环境信息
本次环境信息如下
服务 | 版本 |
---|---|
Kubernetes | 1.23.5 |
Ceph | nautilus 14.2.22 |
[root@k8s-01 ~]# kubectl get pod -n ceph
NAME READY STATUS RESTARTS AGE
csi-rbdplugin-dzmdk 3/3 Running 3 (15h ago) 3d1h
csi-rbdplugin-h8j2v 3/3 Running 3 (111s ago) 3d1h
csi-rbdplugin-h9k95 3/3 Running 3 (15h ago) 3d1h
csi-rbdplugin-hvq58 3/3 Running 3 (22h ago) 3d1h
csi-rbdplugin-ngktg 3/3 Running 3 (15h ago) 3d1h
csi-rbdplugin-provisioner-7557ccdb7c-4qczh 7/7 Running 7 (22h ago) 3d1h
csi-rbdplugin-provisioner-7557ccdb7c-5tx4r 7/7 Running 9 (15h ago) 3d1h
csi-rbdplugin-provisioner-7557ccdb7c-t8877 7/7 Running 0 15h
[root@k8s-01 ~]# kubectl get sc
NAME PROVISIONER RECLAIMPOLICY VOLUMEBINDINGMODE ALLOWVOLUMEEXPANSION AGE
csi-rbd-sc rbd.csi.ceph.com Delete Immediate true 3d1h
[root@ceph-01 ~]# ceph -s
cluster:
id: c8ae7537-8693-40df-8943-733f82049642
health: HEALTH_OK
services:
mon: 3 daemons, quorum ceph-01,ceph-02,ceph-03 (age 15h)
mgr: ceph-02(active, since 15h), standbys: ceph-03, ceph-01
mds: cephfs-abcdocker:1 cephfs:1 {cephfs-abcdocker:0=ceph-02=up:active,cephfs:0=ceph-03=up:active} 1 up:standby
osd: 4 osds: 4 up (since 15h), 4 in (since 3w)
rgw: 2 daemons active (ceph-01, ceph-02)
task status:
data:
pools: 13 pools, 656 pgs
objects: 3.25k objects, 11 GiB
usage: 36 GiB used, 144 GiB / 180 GiB avail
pgs: 656 active+clean
Prometheus
Prometheus K8s安装之前的文章已经写了,此处就不详细介绍了。 我这里是使用ceph rbd进行持久化存储,storageclass已经创建完毕
创建PVC持久化目录
[root@k8s-01 prometheus]# kubectl create ns prometheus
namespace/prometheus created
cat >prometheus-pvc.yaml<<EOF
kind: PersistentVolumeClaim
apiVersion: v1
metadata:
name: prometheus-data-db #pvc名称,这里不建议修改
spec:
accessModes:
- ReadWriteOnce
resources:
requests:
storage: 50Gi #创建pvc大小
storageClassName: csi-rbd-sc #这里是我的storageclass,请根据自己的实际情况修改
EOF
#创建pvc
[root@k8s-01 prometheus]# kubectl apply -f prometheus-pvc.yaml
persistentvolumeclaim/prometheus-data-db created
#查看pvc创建状况
[root@k8s-01 prometheus]# kubectl get pvc -n prometheus
NAME STATUS VOLUME CAPACITY ACCESS MODES STORAGECLASS AGE
prometheus-data-db Bound pvc-4c5cb159-2f59-44d8-840d-6ee6ceeb1f4c 50Gi RWO csi-rbd-sc 8s
安装Prometheus
Prometheus在之前的文章就已经介绍过了,本地只是将nfs存储引擎修改为ceph。
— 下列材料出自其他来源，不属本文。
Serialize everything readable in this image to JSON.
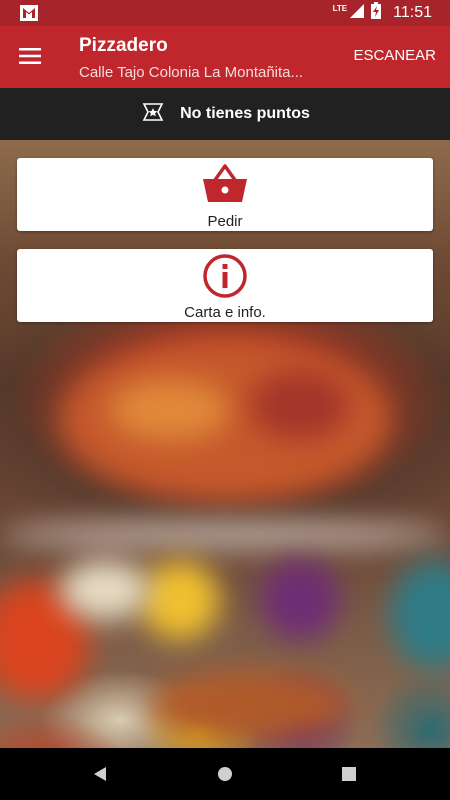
{
  "status_bar": {
    "time": "11:51",
    "network": "LTE"
  },
  "app_bar": {
    "title": "Pizzadero",
    "subtitle": "Calle Tajo Colonia La Montañita...",
    "scan_label": "ESCANEAR"
  },
  "points": {
    "text": "No tienes puntos"
  },
  "cards": [
    {
      "label": "Pedir",
      "icon": "basket-icon"
    },
    {
      "label": "Carta e info.",
      "icon": "info-icon"
    }
  ],
  "colors": {
    "primary": "#c0272d",
    "status_bar": "#a7252a",
    "points_bar": "#212121"
  }
}
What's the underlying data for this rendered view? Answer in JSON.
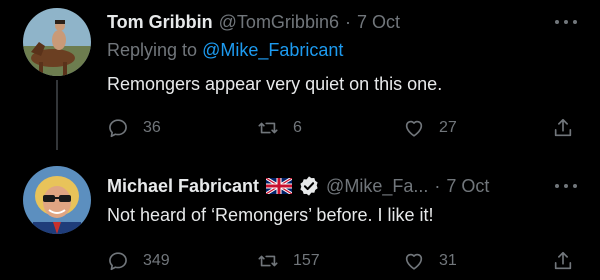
{
  "tweets": [
    {
      "author_name": "Tom Gribbin",
      "handle": "@TomGribbin6",
      "separator": "·",
      "time": "7 Oct",
      "reply_prefix": "Replying to",
      "reply_mention": "@Mike_Fabricant",
      "text": "Remongers appear very quiet on this one.",
      "replies": "36",
      "retweets": "6",
      "likes": "27",
      "avatar": "man-on-horse-avatar"
    },
    {
      "author_name": "Michael Fabricant",
      "handle": "@Mike_Fa...",
      "separator": "·",
      "time": "7 Oct",
      "text": "Not heard of ‘Remongers’ before. I like it!",
      "replies": "349",
      "retweets": "157",
      "likes": "31",
      "avatar": "man-with-sunglasses-avatar",
      "flag": "union-jack-flag-icon",
      "verified": "verified-badge-icon"
    }
  ],
  "colors": {
    "background": "#000000",
    "primary_text": "#e7e9ea",
    "secondary_text": "#71767b",
    "accent": "#1d9bf0",
    "thread_line": "#333639"
  }
}
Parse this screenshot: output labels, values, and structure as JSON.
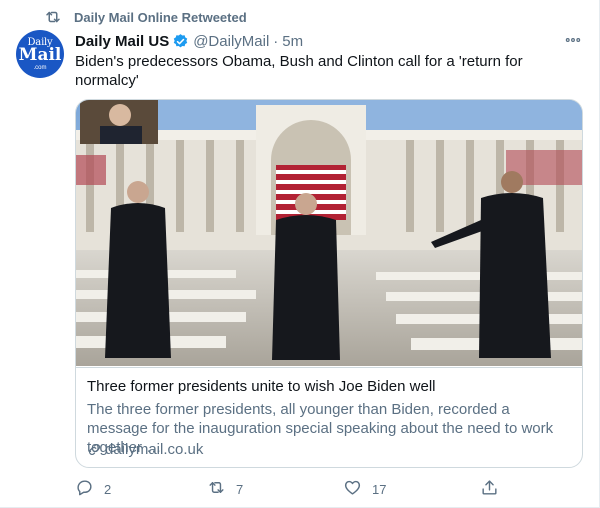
{
  "retweet_label": "Daily Mail Online Retweeted",
  "avatar": {
    "line1": "Daily",
    "line2": "Mail",
    "line3": ".com"
  },
  "author": {
    "name": "Daily Mail US",
    "handle": "@DailyMail",
    "separator": "·",
    "time": "5m"
  },
  "tweet_text": "Biden's predecessors Obama, Bush and Clinton call for a 'return for normalcy'",
  "card": {
    "title": "Three former presidents unite to wish Joe Biden well",
    "description": "The three former presidents, all younger than Biden, recorded a message for the inauguration special speaking about the need to work together …",
    "domain": "dailymail.co.uk"
  },
  "actions": {
    "replies": "2",
    "retweets": "7",
    "likes": "17"
  },
  "colors": {
    "accent": "#1d9bf0",
    "secondary_text": "#5b7083",
    "border": "#cfd9de",
    "avatar_bg": "#1a57c4"
  },
  "icons": {
    "retweet": "retweet-icon",
    "verified": "verified-badge-icon",
    "more": "more-icon",
    "link": "link-icon",
    "reply": "reply-icon",
    "like": "heart-icon",
    "share": "share-icon"
  }
}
并且deployment随着时间的变化进行更新维护
首先需要配置configmap
[root@k8s-01 prometheus]# cat prometheus.configmap.yaml
apiVersion: v1
kind: ConfigMap
metadata:
name: prometheus-config
namespace: prometheus
data:
prometheus.yml: |
global:
scrape_interval: 15s
scrape_timeout: 15s
scrape_configs:
- job_name: 'prometheus'
static_configs:
- targets: ['localhost:9090']
- job_name: 'kubernetes-node'
kubernetes_sd_configs:
- role: node
relabel_configs:
- source_labels: [__address__]
regex: '(.*):10250'
replacement: '${1}:9100'
target_label: __address__
action: replace
- job_name: 'kubernetes-cadvisor'
kubernetes_sd_configs:
- role: node
scheme: https
tls_config:
ca_file: /var/run/secrets/kubernetes.io/serviceaccount/ca.crt
bearer_token_file: /var/run/secrets/kubernetes.io/serviceaccount/token
relabel_configs:
- action: labelmap
regex: __meta_kubernetes_node_label_(.+)
- target_label: __address__
replacement: kubernetes.default.svc:443
- source_labels: [__meta_kubernetes_node_name]
regex: (.+)
target_label: __metrics_path__
replacement: /api/v1/nodes/${1}/proxy/metrics/cadvisor
- job_name: 'kubernetes-apiservers'
kubernetes_sd_configs:
- role: endpoints
scheme: https
tls_config:
ca_file: /var/run/secrets/kubernetes.io/serviceaccount/ca.crt
bearer_token_file: /var/run/secrets/kubernetes.io/serviceaccount/token
relabel_configs:
- source_labels: [__meta_kubernetes_namespace, __meta_kubernetes_service_name, __meta_kubernetes_endpoint_port_name]
action: keep
regex: default;kubernetes;https
- job_name: 'kubernetes-service-endpoints'
kubernetes_sd_configs:
- role: endpoints
relabel_configs:
- source_labels: [__meta_kubernetes_service_annotation_prometheus_io_scrape]
action: keep
regex: true
- source_labels: [__meta_kubernetes_service_annotation_prometheus_io_scheme]
action: replace
target_label: __scheme__
regex: (https?)
- source_labels: [__meta_kubernetes_service_annotation_prometheus_io_path]
action: replace
target_label: __metrics_path__
regex: (.+)
- source_labels: [__address__, __meta_kubernetes_service_annotation_prometheus_io_port]
action: replace
target_label: __address__
regex: ([^:]+)(?::d+)?;(d+)
replacement: $1:$2
- action: labelmap
regex: __meta_kubernetes_service_label_(.+)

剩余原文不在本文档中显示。